Islam merupakan agama kunci di era modern kini, sebuah informasi menyebutkan dari jumlah penduduk dunia yang berjumlah 7.021.836.029, sekitar 22.43% adalah pemeluk Islam. (www.republika.co.id: 13/1/2014]
Namun, jika ditanya apa itu Islam? maka beragam jawaban mungkin terlontar. Sebelum dijawab, tentunya perlu di perhatikan, definisi adalah gambaran sejati sebuah realitas. Definisi itu mesti menyeluruh meliputi semua aspek yang dideskripsikan, dan memproteksi sifat-sifat di luar substansi yang dibahas. Jika hal ini di abaikan definisi akan menjadi liberal, bebas seenak hawa nafsu dan kepentingan.

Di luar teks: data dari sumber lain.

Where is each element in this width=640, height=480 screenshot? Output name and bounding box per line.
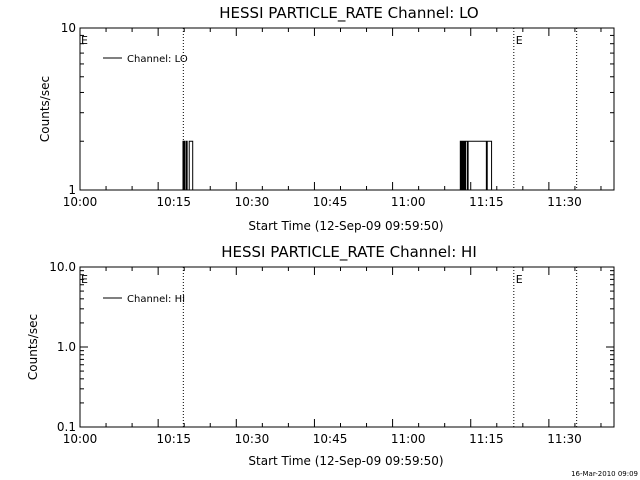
panel-hi-plot: 10:00 10:15 10:30 10:45 11:00 11:15 11:30 0.1 1.… [49,260,615,446]
panel-lo-legend-label: Channel: LO [127,54,188,65]
panel-lo-y-tick-label: 1 [68,183,76,197]
panel-lo-y-tick-label: 10 [61,21,76,35]
panel-hi-legend-label: Channel: HI [127,294,185,305]
panel-hi-frame [79,266,615,428]
panel-lo-frame [79,27,615,191]
panel-hi-xlabel: Start Time (12-Sep-09 09:59:50) [248,454,443,468]
panel-hi-x-tick-label: 10:15 [156,432,191,446]
panel-hi-x-tick-label: 10:00 [63,432,98,446]
panel-hi-y-tick-label: 1.0 [57,340,76,354]
panel-lo-x-tick-label: 10:00 [63,195,98,209]
panel-hi-x-tick-label: 11:15 [469,432,504,446]
panel-lo-plot: 10:00 10:15 10:30 10:45 11:00 11:15 11:30 1 10 E E [61,21,615,209]
panel-hi-y-tick-label: 10.0 [49,260,76,274]
panel-lo-x-tick-label: 11:00 [391,195,426,209]
panel-hi-y-tick-label: 0.1 [57,420,76,434]
panel-hi-ylabel: Counts/sec [26,314,40,380]
panel-lo-x-tick-label: 11:30 [547,195,582,209]
panel-lo-series-line [182,140,494,191]
panel-hi-x-tick-label: 11:30 [547,432,582,446]
panel-lo-x-tick-label: 10:30 [235,195,270,209]
panel-lo-event-marker-label: E [516,34,523,47]
panel-hi-x-tick-label: 10:30 [235,432,270,446]
panel-lo-x-tick-label: 11:15 [469,195,504,209]
panel-hi-x-tick-label: 11:00 [391,432,426,446]
panel-lo-x-tick-label: 10:45 [313,195,348,209]
panel-hi-x-tick-label: 10:45 [313,432,348,446]
footer-timestamp: 16-Mar-2010 09:09 [571,470,638,478]
panel-lo-title: HESSI PARTICLE_RATE Channel: LO [219,4,478,23]
panel-hi-edge-label: E [81,273,88,286]
panel-hi-title: HESSI PARTICLE_RATE Channel: HI [221,243,477,262]
panel-lo-edge-label: E [81,34,88,47]
panel-hi-event-marker-label: E [516,273,523,286]
panel-lo-x-tick-label: 10:15 [156,195,191,209]
panel-lo-ylabel: Counts/sec [38,76,52,142]
panel-lo-xlabel: Start Time (12-Sep-09 09:59:50) [248,219,443,233]
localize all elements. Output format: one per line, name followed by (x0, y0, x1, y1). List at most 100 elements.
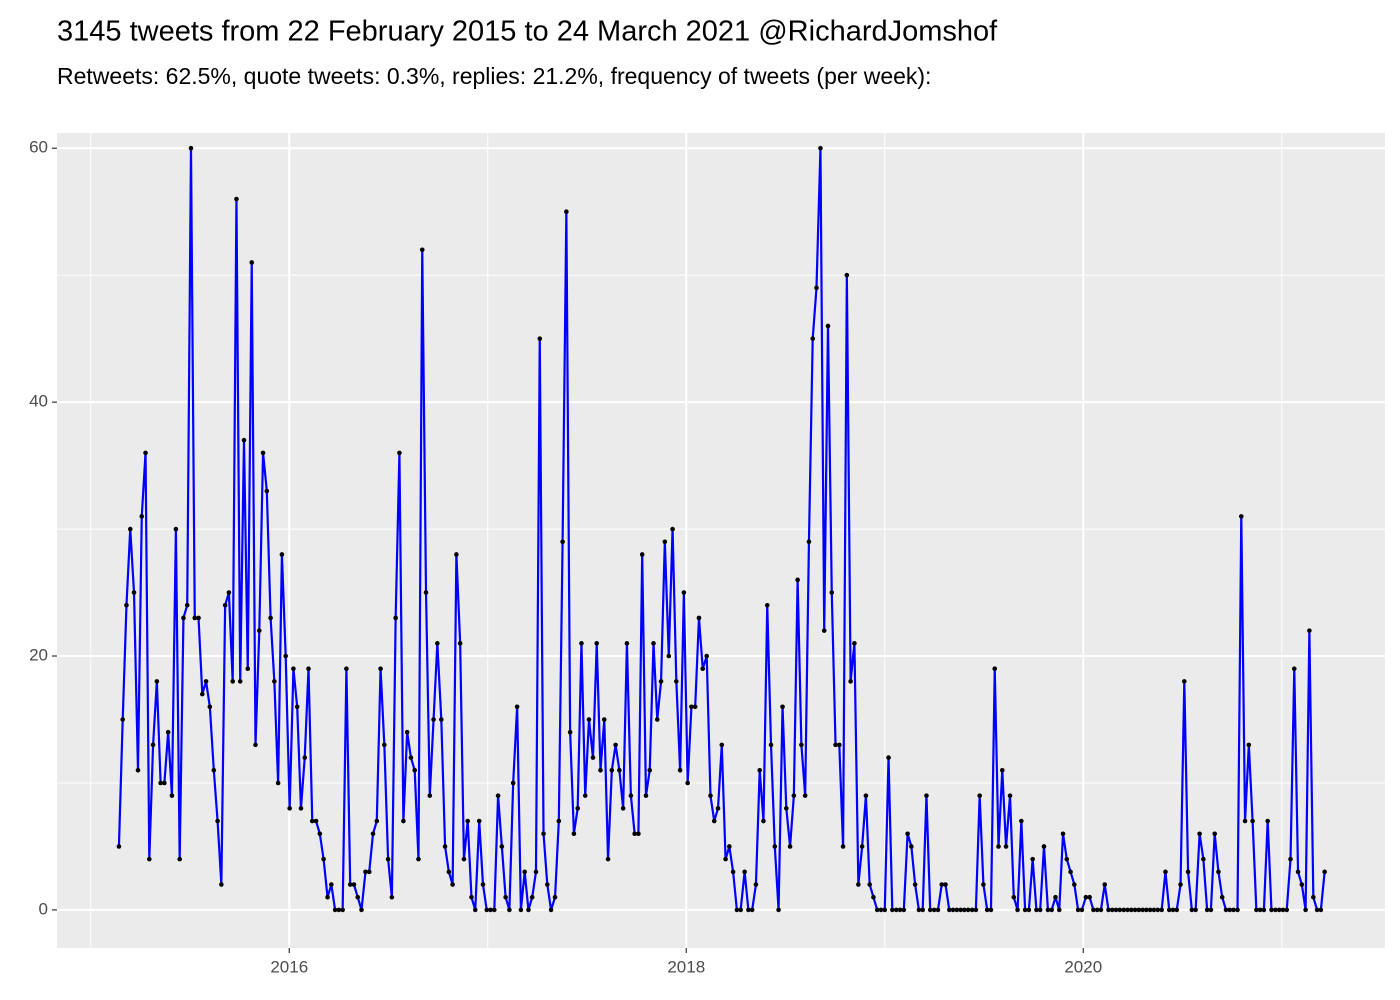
data-point (412, 767, 418, 773)
data-point (545, 882, 550, 887)
data-point (1208, 907, 1214, 913)
data-point (234, 196, 239, 202)
data-point (1242, 818, 1248, 824)
data-point (518, 907, 524, 913)
data-point (1276, 907, 1282, 913)
data-point (579, 641, 584, 646)
data-point (598, 767, 603, 773)
plot-panel (57, 133, 1385, 948)
data-point (666, 653, 672, 659)
data-point (1094, 907, 1100, 913)
data-point (787, 844, 793, 849)
data-point (222, 602, 228, 608)
data-point (821, 628, 827, 633)
data-point (499, 844, 505, 849)
data-point (382, 742, 387, 748)
data-point (461, 856, 467, 862)
data-point (742, 869, 747, 875)
data-point (1265, 818, 1270, 824)
data-point (856, 882, 861, 887)
data-point (1227, 907, 1233, 913)
data-point (1147, 907, 1153, 913)
data-point (882, 907, 888, 913)
data-point (939, 882, 945, 887)
data-point (749, 907, 755, 913)
data-point (143, 450, 148, 456)
data-point (457, 641, 463, 646)
data-point (1261, 907, 1267, 913)
data-point (791, 793, 797, 798)
data-point (389, 894, 395, 900)
data-point (1045, 907, 1051, 913)
data-point (1155, 907, 1161, 913)
data-point (624, 641, 630, 646)
data-point (302, 755, 308, 760)
data-point (753, 882, 759, 887)
data-point (147, 856, 152, 862)
data-point (374, 818, 380, 824)
data-point (780, 704, 785, 710)
data-point (340, 907, 345, 913)
data-point (283, 653, 288, 659)
data-point (241, 437, 247, 443)
data-point (1288, 856, 1293, 862)
data-point (181, 615, 186, 621)
data-point (639, 552, 645, 557)
data-point (757, 767, 763, 773)
data-point (871, 894, 876, 900)
data-point (867, 882, 872, 887)
data-point (992, 666, 998, 672)
data-point (874, 907, 880, 913)
data-point (200, 691, 205, 697)
data-point (127, 526, 133, 532)
data-point (1121, 907, 1127, 913)
data-point (1166, 907, 1172, 913)
data-point (188, 145, 194, 151)
data-point (969, 907, 975, 913)
data-point (806, 539, 812, 545)
data-point (905, 831, 910, 837)
data-point (999, 767, 1005, 773)
data-point (1019, 818, 1024, 824)
data-point (116, 844, 122, 849)
data-point (878, 907, 884, 913)
data-point (150, 742, 156, 748)
data-point (620, 806, 626, 811)
data-point (135, 767, 141, 773)
data-point (1072, 882, 1077, 887)
data-point (564, 209, 569, 215)
data-point (253, 742, 258, 748)
data-point (264, 488, 270, 494)
data-point (1117, 907, 1123, 913)
data-point (454, 552, 459, 557)
data-point (313, 818, 319, 824)
data-point (594, 641, 600, 646)
data-point (1053, 894, 1058, 900)
data-point (1091, 907, 1096, 913)
data-point (1246, 742, 1252, 748)
data-point (738, 907, 743, 913)
data-point (488, 907, 493, 913)
data-point (325, 894, 330, 900)
data-point (912, 882, 918, 887)
data-point (423, 590, 429, 595)
data-point (575, 806, 580, 811)
data-point (158, 780, 163, 786)
data-point (177, 856, 182, 862)
data-point (1238, 514, 1244, 519)
data-point (275, 780, 281, 786)
data-point (996, 844, 1001, 849)
data-point (943, 882, 948, 887)
data-point (1295, 869, 1301, 875)
data-point (503, 894, 508, 900)
data-point (723, 856, 728, 862)
data-point (1235, 907, 1240, 913)
data-point (586, 717, 592, 722)
data-point (931, 907, 937, 913)
data-point (1318, 907, 1324, 913)
y-tick-label: 40 (29, 392, 48, 411)
data-point (677, 767, 683, 773)
data-point (249, 260, 255, 265)
data-point (1299, 882, 1305, 887)
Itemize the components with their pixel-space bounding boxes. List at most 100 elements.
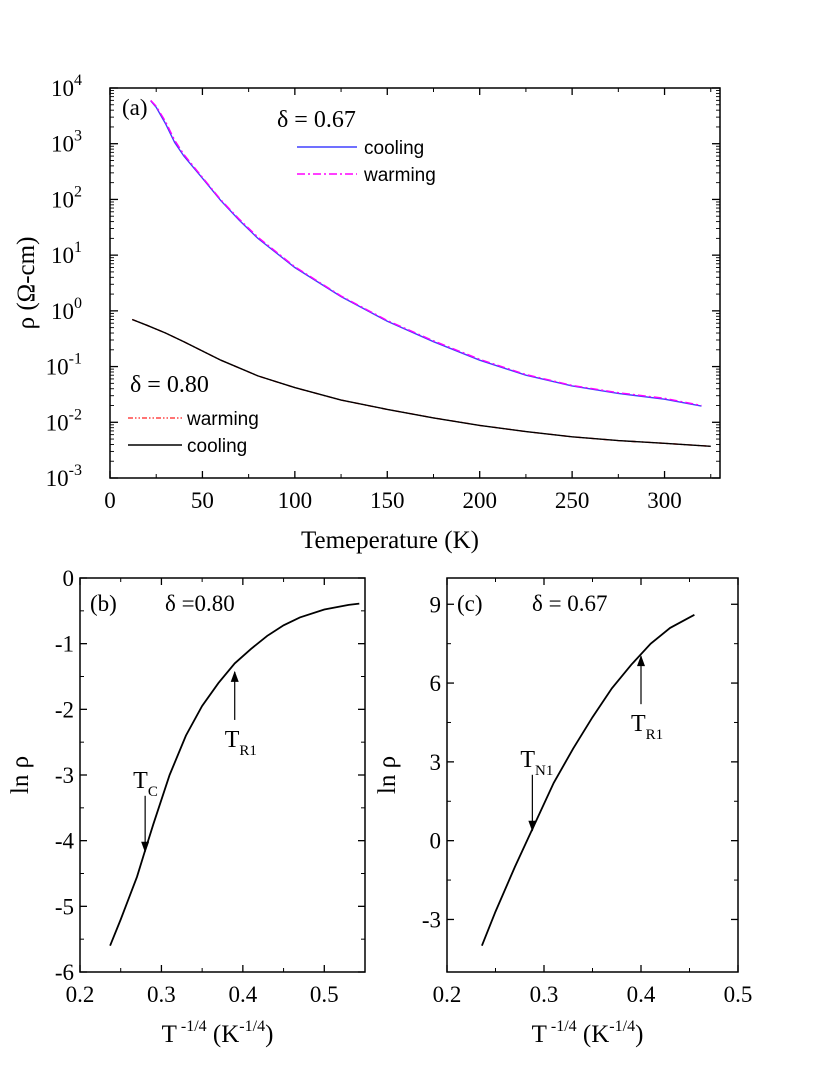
y-tick-base: 10 <box>46 355 69 380</box>
y-tick-base: 10 <box>51 132 74 157</box>
y-tick-exponent: -1 <box>69 351 82 368</box>
x-label-base: T <box>532 1021 547 1048</box>
y-tick-exponent: 0 <box>74 295 82 312</box>
y-tick-label: 6 <box>430 671 442 696</box>
annotation-base: T <box>225 727 240 753</box>
y-axis-label: ln ρ <box>7 756 34 794</box>
x-axis-label-a: Temeperature (K) <box>301 527 479 554</box>
annotation-label: TC <box>133 768 158 800</box>
y-tick-base: 10 <box>51 299 74 324</box>
x-label-exponent: -1/4 <box>177 1018 207 1035</box>
y-tick-base: 10 <box>51 243 74 268</box>
y-tick-exponent: 1 <box>74 239 82 256</box>
y-tick-exponent: 2 <box>74 183 82 200</box>
x-label-close: ) <box>635 1021 643 1048</box>
x-tick-label: 0.4 <box>228 982 257 1007</box>
annotation-label: TR1 <box>631 711 663 743</box>
x-label-base: T <box>162 1021 177 1048</box>
x-tick-label: 0.3 <box>530 982 559 1007</box>
y-tick-label-a: 104 <box>51 72 82 101</box>
panel-title: δ = 0.67 <box>532 591 608 616</box>
x-label-unit-exponent: -1/4 <box>239 1018 265 1035</box>
x-tick-label-a: 150 <box>370 488 405 513</box>
series-line <box>481 614 695 947</box>
x-tick-label: 0.4 <box>627 982 656 1007</box>
x-tick-label-a: 250 <box>555 488 590 513</box>
x-axis-label: T -1/4 (K-1/4) <box>162 1018 274 1048</box>
y-tick-label-a: 10-1 <box>46 351 82 380</box>
y-tick-label: -3 <box>422 907 441 932</box>
panel-b: 0.2 0.3 0.4 0.5 -6 -5 -4 -3 -2 -1 0 T -1/4 (K-1/4) l… <box>7 566 366 1048</box>
plot-frame <box>446 577 739 973</box>
y-tick-label: -5 <box>55 894 74 919</box>
x-tick-label: 0.3 <box>147 982 176 1007</box>
arrow-head <box>528 820 537 832</box>
x-tick-label: 0.2 <box>433 982 462 1007</box>
x-tick-label: 0.5 <box>310 982 339 1007</box>
x-label-close: ) <box>265 1021 273 1048</box>
legend-label-warming-067: warming <box>363 165 436 186</box>
y-tick-label: 0 <box>63 566 75 591</box>
annotation-base: T <box>133 768 148 794</box>
y-axis-label: ln ρ <box>374 756 401 794</box>
y-tick-label: -1 <box>55 632 74 657</box>
y-tick-label: -4 <box>55 829 75 854</box>
annotation-sub: R1 <box>239 743 257 759</box>
panel-c: 0.2 0.3 0.4 0.5 -3 0 3 6 9 T -1/4 (K-1/4) ln ρ (c) δ… <box>374 577 752 1048</box>
panel-title: δ =0.80 <box>165 591 235 616</box>
panel-label: (b) <box>90 591 117 616</box>
panel-label: (c) <box>457 591 483 616</box>
arrow-head <box>141 841 150 853</box>
y-tick-label: 0 <box>430 829 442 854</box>
annotation-sub: R1 <box>646 727 664 743</box>
y-tick-label: -3 <box>55 763 74 788</box>
y-tick-base: 10 <box>46 410 69 435</box>
x-label-unit: (K <box>577 1021 610 1048</box>
plot-frame-a <box>109 87 721 479</box>
y-tick-exponent: 4 <box>74 72 82 89</box>
x-tick-label-a: 300 <box>647 488 682 513</box>
x-label-unit-exponent: -1/4 <box>609 1018 635 1035</box>
legend-label-cooling-080: cooling <box>187 436 247 457</box>
x-label-unit: (K <box>207 1021 240 1048</box>
x-axis-label: T -1/4 (K-1/4) <box>532 1018 644 1048</box>
y-axis-label-a: ρ (Ω-cm) <box>13 237 40 330</box>
series-line <box>109 602 360 947</box>
x-tick-label-a: 100 <box>278 488 313 513</box>
y-tick-label-a: 10-2 <box>46 406 82 435</box>
panel-label-a: (a) <box>122 95 148 120</box>
y-tick-base: 10 <box>51 187 74 212</box>
legend-label-cooling-067: cooling <box>364 138 424 159</box>
x-tick-label-a: 0 <box>104 488 116 513</box>
x-tick-label-a: 50 <box>191 488 214 513</box>
y-tick-exponent: -3 <box>69 462 82 479</box>
arrow-head <box>637 655 645 667</box>
y-tick-label: 3 <box>430 750 442 775</box>
legend-label-warming-080: warming <box>186 409 259 430</box>
y-tick-label-a: 10-3 <box>46 462 82 491</box>
annotation-base: T <box>520 747 535 773</box>
y-tick-label: -6 <box>55 960 74 985</box>
y-tick-label-a: 102 <box>51 183 82 212</box>
y-tick-label: 9 <box>430 592 442 617</box>
annotation-sub: C <box>148 784 158 800</box>
y-tick-label: -2 <box>55 697 74 722</box>
series-line-1-1 <box>131 318 711 447</box>
series-line-0-1 <box>150 99 702 407</box>
y-tick-exponent: -2 <box>69 406 82 423</box>
group-label-080: δ = 0.80 <box>130 372 209 398</box>
x-label-exponent: -1/4 <box>547 1018 577 1035</box>
y-tick-label-a: 101 <box>51 239 82 268</box>
panel-a: 0 50 100 150 200 250 30010-310-210-11001011021… <box>13 72 721 554</box>
x-tick-label-a: 200 <box>462 488 497 513</box>
annotation-sub: N1 <box>535 763 553 779</box>
y-tick-base: 10 <box>46 466 69 491</box>
annotation-base: T <box>631 711 646 737</box>
x-tick-label: 0.2 <box>66 982 95 1007</box>
y-tick-label-a: 100 <box>51 295 82 324</box>
annotation-label: TR1 <box>225 727 257 759</box>
series-line-0-0 <box>150 100 702 407</box>
y-tick-exponent: 3 <box>74 128 82 145</box>
annotation-label: TN1 <box>520 747 553 779</box>
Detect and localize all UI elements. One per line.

Lalu sebetulnya apa itu Islam? Jawabnya, Islam adalah Agama (ad-dîn) yang diturunkan oleh Allah swt. kepada Nabi Muhammad saw. untuk mengatur hubungan manusia dengan Allah, dengan dirinya sendiri dan dengan sesamanya. (Dr. Samih Athif az-Zain, Al-Islâm wa Aidiyûlûjiyyah al-Insân, 1982: hal. 66)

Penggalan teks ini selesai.